Мокрая фигура скользнула вперед и положила книгу между его ног. В ужасе от того, что может узнать ее лицо, Билл зажмурил глаза и не открывал их до тех пор, пока запах ила и речной воды не выветрился из комнаты.


Когда Молли утром ворвалась в комнату, чтобы собрать сведения нового дня, Билл Мессинджер сообразил, что ночной визит мог произойти только во сне. Вокруг был хорошо знакомый, предсказуемый мир; созерцание каждого дюйма комнаты приносило непомерное облегчение. Билл осмотрел свою кровать, небольшое гнездо с мониторами, готовыми к тому, чтобы к ним обратились в экстренном случае, телевизор и дистанционный пульт управления, дверь в просторную ванную комнату и дверь в холл, как всегда, полуоткрытую. В противоположной стороне комнаты было окно с задернутой для крепкого ночного сна занавеской. Но прежде всего — Молли, Принцип Реальности, воплощенный в женщине, источавшей насыщенный аромат горящих могил. Молли пыталась перекрыть ему кровообращение с помощью тонометра. Толщина и мощь предплечий Молли наводила на мысль, что собственное давление она измеряет с помощью каких-то других приборов, возможно, парового манометра. Белки ее глаз поблескивали розоватым, что на мгновение заставило Билла допустить дикое, невероятное предположение, не балуется ли беспощадная ночная сестра марихуаной.

— У вас все хорошо, мистер Почтальон, — сказала она. — Отличные успехи.

— Рад это слышать, — ответил Билл. — Как вы думаете, когда я смогу отправиться домой?

— Это решают врачи, а не я. Спрашивайте их. — Из кармана, спрятанного под фестонами и кошельками, она извлекла белый бумажный стаканчик, наполовину заполненный таблетками и капсулами разнообразных размеров и расцветок, и сунула его в руки Биллу. — Утренние лекарства. Будьте паинькой и проглотите их. — В другой руке она держала пластиковую бутылочку воды «Польский источник», происхождение которой напомнило Мессинджеру слова Чиппи Трэйнора о штате Мэн. Густые леса, дороги без названий…

Он опрокинул содержимое стаканчика в рот, открыл бутылку с водой и сумел проглотить все лекарства с первой попытки.

Молли резко повернулась, собираясь уходить, со своим обычным видом: мол, потратила более чем достаточно своего времени на таких, как вы, — и была уже на полпути к двери, но тут Билл вспомнил кое-что, о чем думал уже несколько дней.

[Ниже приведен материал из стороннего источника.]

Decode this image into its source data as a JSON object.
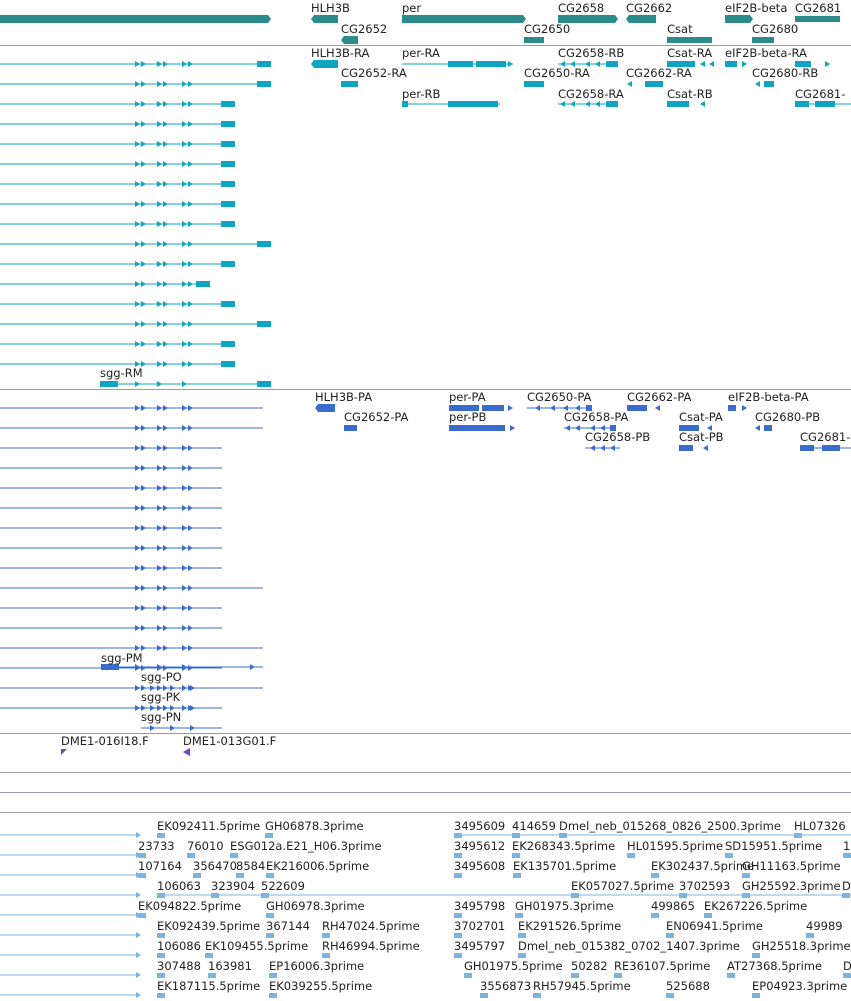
{
  "colors": {
    "gene": "#2c8c8c",
    "tx_a": "#0fa5c0",
    "tx_b": "#3a6cd0",
    "clone": "#7c3cc8",
    "est": "#7bb4de",
    "separator": "#9a9ab0"
  },
  "gene_track": {
    "labels": [
      "HLH3B",
      "per",
      "CG2658",
      "CG2662",
      "eIF2B-beta",
      "CG2681",
      "CG2652",
      "CG2650",
      "Csat",
      "CG2680"
    ]
  },
  "transcript_track_a": {
    "labels": [
      "HLH3B-RA",
      "per-RA",
      "CG2658-RB",
      "Csat-RA",
      "eIF2B-beta-RA",
      "CG2652-RA",
      "CG2650-RA",
      "CG2662-RA",
      "CG2680-RB",
      "per-RB",
      "CG2658-RA",
      "Csat-RB",
      "CG2681-",
      "sgg-RM"
    ]
  },
  "transcript_track_b": {
    "labels": [
      "HLH3B-PA",
      "per-PA",
      "CG2650-PA",
      "CG2662-PA",
      "eIF2B-beta-PA",
      "CG2652-PA",
      "per-PB",
      "CG2658-PA",
      "Csat-PA",
      "CG2680-PB",
      "CG2658-PB",
      "Csat-PB",
      "CG2681-",
      "sgg-PM",
      "sgg-PO",
      "sgg-PK",
      "sgg-PN"
    ]
  },
  "clone_track": {
    "labels": [
      "DME1-016I18.F",
      "DME1-013G01.F"
    ]
  },
  "est_track": {
    "rows": [
      [
        "EK092411.5prime",
        "GH06878.3prime",
        "3495609",
        "414659",
        "Dmel_neb_015268_0826_2500.3prime",
        "HL07326"
      ],
      [
        "23733",
        "76010",
        "ESG012a.E21_H06.3prime",
        "3495612",
        "EK268343.5prime",
        "HL01595.5prime",
        "SD15951.5prime",
        "1"
      ],
      [
        "107164",
        "356470",
        "8584",
        "EK216006.5prime",
        "3495608",
        "EK135701.5prime",
        "EK302437.5prime",
        "GH11163.5prime"
      ],
      [
        "106063",
        "323904",
        "522609",
        "EK057027.5prime",
        "3702593",
        "GH25592.3prime",
        "D"
      ],
      [
        "EK094822.5prime",
        "GH06978.3prime",
        "3495798",
        "GH01975.3prime",
        "499865",
        "EK267226.5prime"
      ],
      [
        "EK092439.5prime",
        "367144",
        "RH47024.5prime",
        "3702701",
        "EK291526.5prime",
        "EN06941.5prime",
        "49989"
      ],
      [
        "106086",
        "EK109455.5prime",
        "RH46994.5prime",
        "3495797",
        "Dmel_neb_015382_0702_1407.3prime",
        "GH25518.3prime"
      ],
      [
        "307488",
        "163981",
        "EP16006.3prime",
        "GH01975.5prime",
        "50282",
        "RE36107.5prime",
        "AT27368.5prime",
        "D"
      ],
      [
        "EK187115.5prime",
        "EK039255.5prime",
        "3556873",
        "RH57945.5prime",
        "525688",
        "EP04923.3prime"
      ]
    ]
  }
}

— Я не видел «Таймс» уже не припомню, сколько времени, — сказал он. — Не могли бы вы раздобыть мне экземпляр? Я даже не против, если он будет не самый свежий.

Молли посмотрела на него долгим, оценивающим взглядом, потом кивнула.

— Поскольку многие наши пациенты легко возбуждаются и расстраиваются, мы не даем им газет. Но я посмотрю, не смогу ли добыть одну для вас. — Она со значительным видом двинулась к двери, но перед тем, как выйти, помедлила и снова обернулась к Биллу. — Кстати, теперь вам и вашим друзьям придется обходиться без общества мистера Трэйнора.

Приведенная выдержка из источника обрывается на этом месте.